Before you start sampling make sure you have

  1. Created a dataset –> Create a Dataset

  2. Uploaded images and embeddings –> Upload Images & Upload Embeddings

Now, let’s get started with sampling!

Follow these steps to sample the most representative images from your dataset:

#. Choose the dataset you want to work on from the “My Datasets” section by clicking on it.

  1. Navigate to “Analyze & Filter”“Sampling” through the menu on the left.

  2. Choose the embedding and sampling strategy to use for this sampling run.

  3. Give a name to your subsampling so that you can later compare the different samplings.

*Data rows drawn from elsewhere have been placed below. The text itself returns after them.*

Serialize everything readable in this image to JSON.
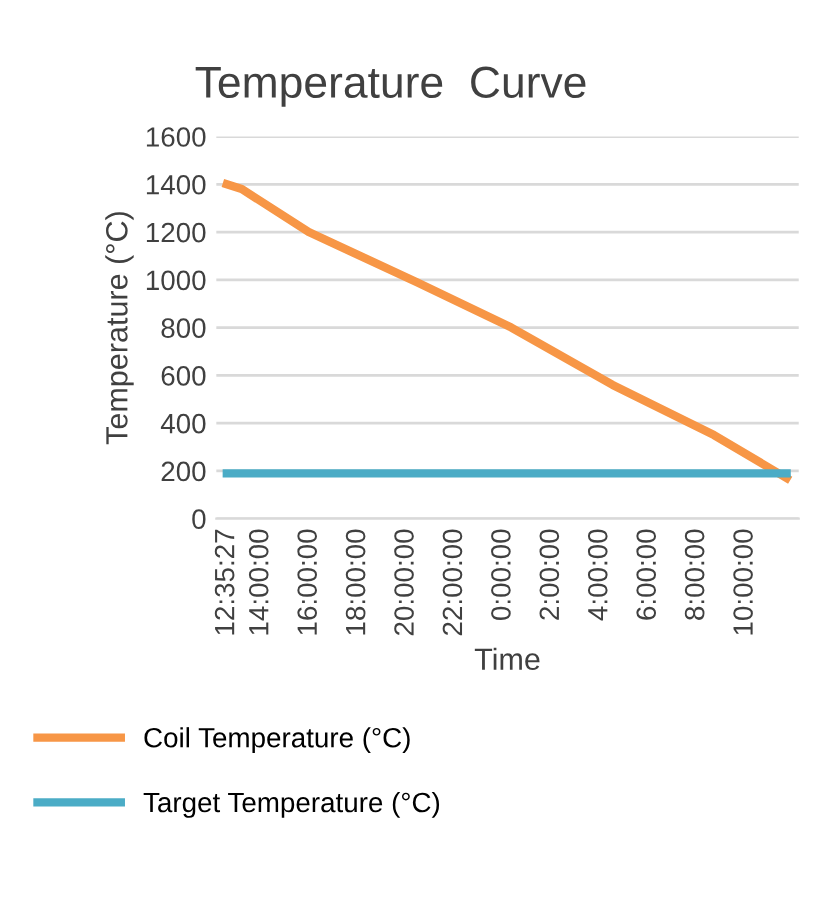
{
  "chart_data": {
    "type": "line",
    "title": "Temperature  Curve",
    "xlabel": "Time",
    "ylabel": "Temperature (°C)",
    "xlim": [
      "2000-01-01T12:09",
      "2000-01-02T12:12"
    ],
    "ylim": [
      0,
      1600
    ],
    "yticks": [
      0,
      200,
      400,
      600,
      800,
      1000,
      1200,
      1400,
      1600
    ],
    "xticks": [
      {
        "value": "2000-01-01T12:35:27",
        "label": "12:35:27"
      },
      {
        "value": "2000-01-01T14:00",
        "label": "14:00:00"
      },
      {
        "value": "2000-01-01T16:00",
        "label": "16:00:00"
      },
      {
        "value": "2000-01-01T18:00",
        "label": "18:00:00"
      },
      {
        "value": "2000-01-01T20:00",
        "label": "20:00:00"
      },
      {
        "value": "2000-01-01T22:00",
        "label": "22:00:00"
      },
      {
        "value": "2000-01-02T00:00",
        "label": "0:00:00"
      },
      {
        "value": "2000-01-02T02:00",
        "label": "2:00:00"
      },
      {
        "value": "2000-01-02T04:00",
        "label": "4:00:00"
      },
      {
        "value": "2000-01-02T06:00",
        "label": "6:00:00"
      },
      {
        "value": "2000-01-02T08:00",
        "label": "8:00:00"
      },
      {
        "value": "2000-01-02T10:00",
        "label": "10:00:00"
      }
    ],
    "grid": "y",
    "legend": "bottom",
    "marker": "none",
    "line_style": "solid",
    "series": [
      {
        "name": "Coil Temperature (°C)",
        "color": "#f79646",
        "x": [
          "2000-01-01T12:35",
          "2000-01-01T13:12",
          "2000-01-01T15:58",
          "2000-01-01T20:26",
          "2000-01-02T00:20",
          "2000-01-02T04:31",
          "2000-01-02T08:42",
          "2000-01-02T11:42"
        ],
        "values": [
          1400,
          1380,
          1200,
          990,
          800,
          560,
          350,
          170
        ]
      },
      {
        "name": "Target Temperature (°C)",
        "color": "#4bacc6",
        "x": [
          "2000-01-01T12:35",
          "2000-01-02T11:42"
        ],
        "values": [
          190,
          190
        ]
      }
    ]
  }
}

  4. Hit “Process” to start sampling the data. Each sample is now assigned an “importance score”. The exact meaning of the score depends on the sampler.

    Alt text

    You can create a sampling once you uploaded a dataset and an embedding. Since sampling requires more compute resources it can take a while

  5. Move the slider to select the number of images you want to keep and save your selection by creating a new tag, for example like this:

    Alt text

    You can move the slider to change the number of selected samples.

Dataset Identifier

Every dataset has a unique identifier called ‘Dataset ID’. You find it in the dataset overview page.

Alt text

The Dataset ID is a unique identifier.

Authentication API Token

To authenticate yourself on the platform when using the pip package we provide you with an authentication token. You can retrieve it when creating a new dataset or when clicking on your account (top right)-> preferences on the web application.

Alt text

With the API token you can authenticate yourself.


Keep the token for yourself and don’t share it. Anyone with the token could access your datasets!